8. Coaching is Manager’s Job

Managers should understand that their primary daily role is coaching their reports to get better at their jobs. This involves creating space for practice and providing regular feedback, similar to a coach on a sports sideline.

9. Create Practice Arenas for Skills

To improve skills like product management or leadership, find ‘practice arenas’ such as volunteering for a non-profit or community events. These low-risk environments allow for collaborative problem-solving and skill development.
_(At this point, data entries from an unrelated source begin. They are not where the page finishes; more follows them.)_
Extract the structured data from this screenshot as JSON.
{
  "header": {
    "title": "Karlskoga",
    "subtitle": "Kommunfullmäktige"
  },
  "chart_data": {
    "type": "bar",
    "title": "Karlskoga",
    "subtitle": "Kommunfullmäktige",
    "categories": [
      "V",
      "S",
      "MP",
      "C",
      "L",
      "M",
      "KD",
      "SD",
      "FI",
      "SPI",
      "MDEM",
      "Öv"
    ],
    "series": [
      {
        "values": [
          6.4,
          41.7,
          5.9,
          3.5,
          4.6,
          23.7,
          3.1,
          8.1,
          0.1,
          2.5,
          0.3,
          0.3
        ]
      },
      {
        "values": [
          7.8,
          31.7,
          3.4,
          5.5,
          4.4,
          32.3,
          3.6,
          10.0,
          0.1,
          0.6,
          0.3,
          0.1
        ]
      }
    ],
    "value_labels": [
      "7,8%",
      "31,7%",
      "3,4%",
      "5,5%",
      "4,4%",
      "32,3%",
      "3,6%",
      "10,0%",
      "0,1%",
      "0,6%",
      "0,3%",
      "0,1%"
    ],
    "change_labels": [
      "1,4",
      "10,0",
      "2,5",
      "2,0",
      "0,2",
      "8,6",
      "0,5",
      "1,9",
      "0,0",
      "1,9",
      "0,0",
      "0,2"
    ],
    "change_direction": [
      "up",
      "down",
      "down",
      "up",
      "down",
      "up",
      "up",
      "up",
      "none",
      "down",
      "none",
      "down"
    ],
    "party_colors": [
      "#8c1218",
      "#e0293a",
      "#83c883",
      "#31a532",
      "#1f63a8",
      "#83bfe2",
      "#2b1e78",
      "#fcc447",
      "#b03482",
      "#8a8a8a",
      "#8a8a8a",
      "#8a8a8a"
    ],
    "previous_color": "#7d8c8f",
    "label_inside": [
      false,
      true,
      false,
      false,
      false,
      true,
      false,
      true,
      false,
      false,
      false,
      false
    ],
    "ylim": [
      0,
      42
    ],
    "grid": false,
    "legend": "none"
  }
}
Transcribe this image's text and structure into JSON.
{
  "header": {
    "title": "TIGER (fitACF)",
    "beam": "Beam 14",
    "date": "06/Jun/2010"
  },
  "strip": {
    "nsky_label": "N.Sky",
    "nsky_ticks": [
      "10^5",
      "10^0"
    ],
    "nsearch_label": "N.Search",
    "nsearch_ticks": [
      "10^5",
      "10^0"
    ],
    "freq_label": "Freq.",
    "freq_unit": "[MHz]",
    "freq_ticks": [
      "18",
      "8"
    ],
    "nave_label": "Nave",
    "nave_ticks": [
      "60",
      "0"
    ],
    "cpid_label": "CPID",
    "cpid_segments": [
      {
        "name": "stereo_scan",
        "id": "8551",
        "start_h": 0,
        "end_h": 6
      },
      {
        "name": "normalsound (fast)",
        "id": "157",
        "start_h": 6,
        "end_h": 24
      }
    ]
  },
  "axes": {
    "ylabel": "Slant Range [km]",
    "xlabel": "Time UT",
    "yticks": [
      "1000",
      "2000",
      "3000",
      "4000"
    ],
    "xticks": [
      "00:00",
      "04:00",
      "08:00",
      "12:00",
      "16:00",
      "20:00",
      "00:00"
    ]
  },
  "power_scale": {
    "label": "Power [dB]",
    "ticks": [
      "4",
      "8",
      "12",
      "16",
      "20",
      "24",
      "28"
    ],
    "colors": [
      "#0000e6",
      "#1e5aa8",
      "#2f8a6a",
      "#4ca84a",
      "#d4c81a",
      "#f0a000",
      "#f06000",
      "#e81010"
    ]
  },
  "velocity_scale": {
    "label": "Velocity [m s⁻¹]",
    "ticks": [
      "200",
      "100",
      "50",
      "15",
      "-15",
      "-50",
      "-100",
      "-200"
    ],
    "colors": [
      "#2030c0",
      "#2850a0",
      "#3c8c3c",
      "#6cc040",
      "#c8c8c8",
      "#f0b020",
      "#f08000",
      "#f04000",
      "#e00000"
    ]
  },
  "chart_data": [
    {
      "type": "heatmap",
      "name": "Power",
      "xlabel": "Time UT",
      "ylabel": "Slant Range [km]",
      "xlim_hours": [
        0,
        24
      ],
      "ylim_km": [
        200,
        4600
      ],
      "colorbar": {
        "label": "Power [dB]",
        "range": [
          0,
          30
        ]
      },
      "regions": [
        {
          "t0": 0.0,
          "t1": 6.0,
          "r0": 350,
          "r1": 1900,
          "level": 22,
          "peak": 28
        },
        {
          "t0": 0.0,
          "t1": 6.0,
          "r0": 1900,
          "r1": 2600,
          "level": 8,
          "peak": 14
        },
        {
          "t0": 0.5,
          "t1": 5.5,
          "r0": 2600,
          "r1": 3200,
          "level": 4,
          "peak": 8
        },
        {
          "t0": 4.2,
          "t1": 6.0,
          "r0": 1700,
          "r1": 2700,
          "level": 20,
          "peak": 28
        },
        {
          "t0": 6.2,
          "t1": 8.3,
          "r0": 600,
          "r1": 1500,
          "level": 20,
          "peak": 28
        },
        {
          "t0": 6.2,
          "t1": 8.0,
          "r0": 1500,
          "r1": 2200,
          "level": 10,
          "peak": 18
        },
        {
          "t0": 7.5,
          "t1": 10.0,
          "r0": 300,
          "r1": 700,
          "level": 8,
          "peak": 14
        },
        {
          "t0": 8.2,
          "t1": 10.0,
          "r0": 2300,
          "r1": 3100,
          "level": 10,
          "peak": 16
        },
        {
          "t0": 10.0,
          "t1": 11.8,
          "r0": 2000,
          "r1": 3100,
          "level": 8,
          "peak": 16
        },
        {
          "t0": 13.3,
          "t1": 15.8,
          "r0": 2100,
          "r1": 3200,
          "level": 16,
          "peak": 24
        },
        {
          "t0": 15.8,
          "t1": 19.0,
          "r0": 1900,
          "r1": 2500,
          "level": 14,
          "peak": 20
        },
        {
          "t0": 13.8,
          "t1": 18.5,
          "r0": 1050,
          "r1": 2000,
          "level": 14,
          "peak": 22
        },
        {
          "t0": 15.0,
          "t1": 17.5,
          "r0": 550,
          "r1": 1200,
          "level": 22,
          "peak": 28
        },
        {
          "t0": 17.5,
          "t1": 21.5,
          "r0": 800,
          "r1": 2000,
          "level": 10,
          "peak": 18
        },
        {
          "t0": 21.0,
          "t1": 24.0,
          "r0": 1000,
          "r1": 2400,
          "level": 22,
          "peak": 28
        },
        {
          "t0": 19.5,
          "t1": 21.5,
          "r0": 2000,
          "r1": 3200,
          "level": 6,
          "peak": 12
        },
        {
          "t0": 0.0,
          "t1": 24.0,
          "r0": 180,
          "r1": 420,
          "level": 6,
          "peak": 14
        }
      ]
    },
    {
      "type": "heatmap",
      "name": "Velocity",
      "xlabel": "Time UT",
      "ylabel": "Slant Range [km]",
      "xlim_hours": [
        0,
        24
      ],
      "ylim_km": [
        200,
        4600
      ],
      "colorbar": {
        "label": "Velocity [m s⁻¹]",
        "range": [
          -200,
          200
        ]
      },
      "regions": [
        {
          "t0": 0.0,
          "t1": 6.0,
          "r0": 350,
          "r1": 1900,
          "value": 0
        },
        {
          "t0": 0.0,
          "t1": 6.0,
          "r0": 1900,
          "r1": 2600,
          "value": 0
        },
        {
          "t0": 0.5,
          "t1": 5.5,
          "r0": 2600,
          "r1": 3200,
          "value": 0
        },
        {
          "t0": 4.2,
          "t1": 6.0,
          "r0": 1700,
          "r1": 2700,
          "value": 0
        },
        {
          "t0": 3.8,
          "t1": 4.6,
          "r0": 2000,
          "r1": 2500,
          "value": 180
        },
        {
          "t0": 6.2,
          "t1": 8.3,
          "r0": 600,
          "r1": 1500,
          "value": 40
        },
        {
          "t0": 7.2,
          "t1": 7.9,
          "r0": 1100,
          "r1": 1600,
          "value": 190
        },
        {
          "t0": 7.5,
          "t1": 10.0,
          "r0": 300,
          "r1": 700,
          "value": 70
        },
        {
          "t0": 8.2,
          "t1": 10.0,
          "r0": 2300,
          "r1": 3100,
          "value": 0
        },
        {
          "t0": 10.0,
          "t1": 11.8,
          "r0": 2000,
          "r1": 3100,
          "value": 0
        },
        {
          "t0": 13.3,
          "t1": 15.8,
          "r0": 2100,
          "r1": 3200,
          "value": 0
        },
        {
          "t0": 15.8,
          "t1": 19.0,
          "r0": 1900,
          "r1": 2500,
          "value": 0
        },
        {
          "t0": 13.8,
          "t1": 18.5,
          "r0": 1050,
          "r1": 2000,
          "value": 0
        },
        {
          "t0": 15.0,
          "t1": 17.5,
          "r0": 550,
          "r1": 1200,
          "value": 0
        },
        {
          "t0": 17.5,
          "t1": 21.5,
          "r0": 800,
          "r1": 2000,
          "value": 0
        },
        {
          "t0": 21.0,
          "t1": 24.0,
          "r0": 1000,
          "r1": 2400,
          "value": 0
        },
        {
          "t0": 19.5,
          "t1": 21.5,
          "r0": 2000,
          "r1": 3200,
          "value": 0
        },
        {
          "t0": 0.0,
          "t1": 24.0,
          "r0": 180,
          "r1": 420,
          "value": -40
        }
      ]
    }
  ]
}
10. Seek Good Coaching Examples

If you don’t have a direct coach, actively seek environments where you can observe good coaching and product work happening, such as winning teams or successful product initiatives. Learn by watching and then practicing those observed behaviors.

11. Interview for Problem-Solving & Curiosity

When interviewing candidates, give them a unique problem to solve live (e.g., an alarm clock for a deaf friend) to assess their thinking process, problem-solving approach, intellectual curiosity, empathy, and humility, rather than just their knowledge.

12. Show Up with a Plan and Smile

Adopt the life motto: ‘Show up, show up on time, show up on time with a plan, and if somehow you have the guts to put that plan to action with a smile, then you probably will have a great chance of success.’ Repeat this for consistent positive outcomes.

13. Support African Product Community

Consider supporting the Innovate Africa Foundation (InnovateAfricaFoundation.org) or the upcoming Paid Africa Fund, which aims to empower African talent with technology, product mindset, and skills to solve local problems and achieve product-market fit.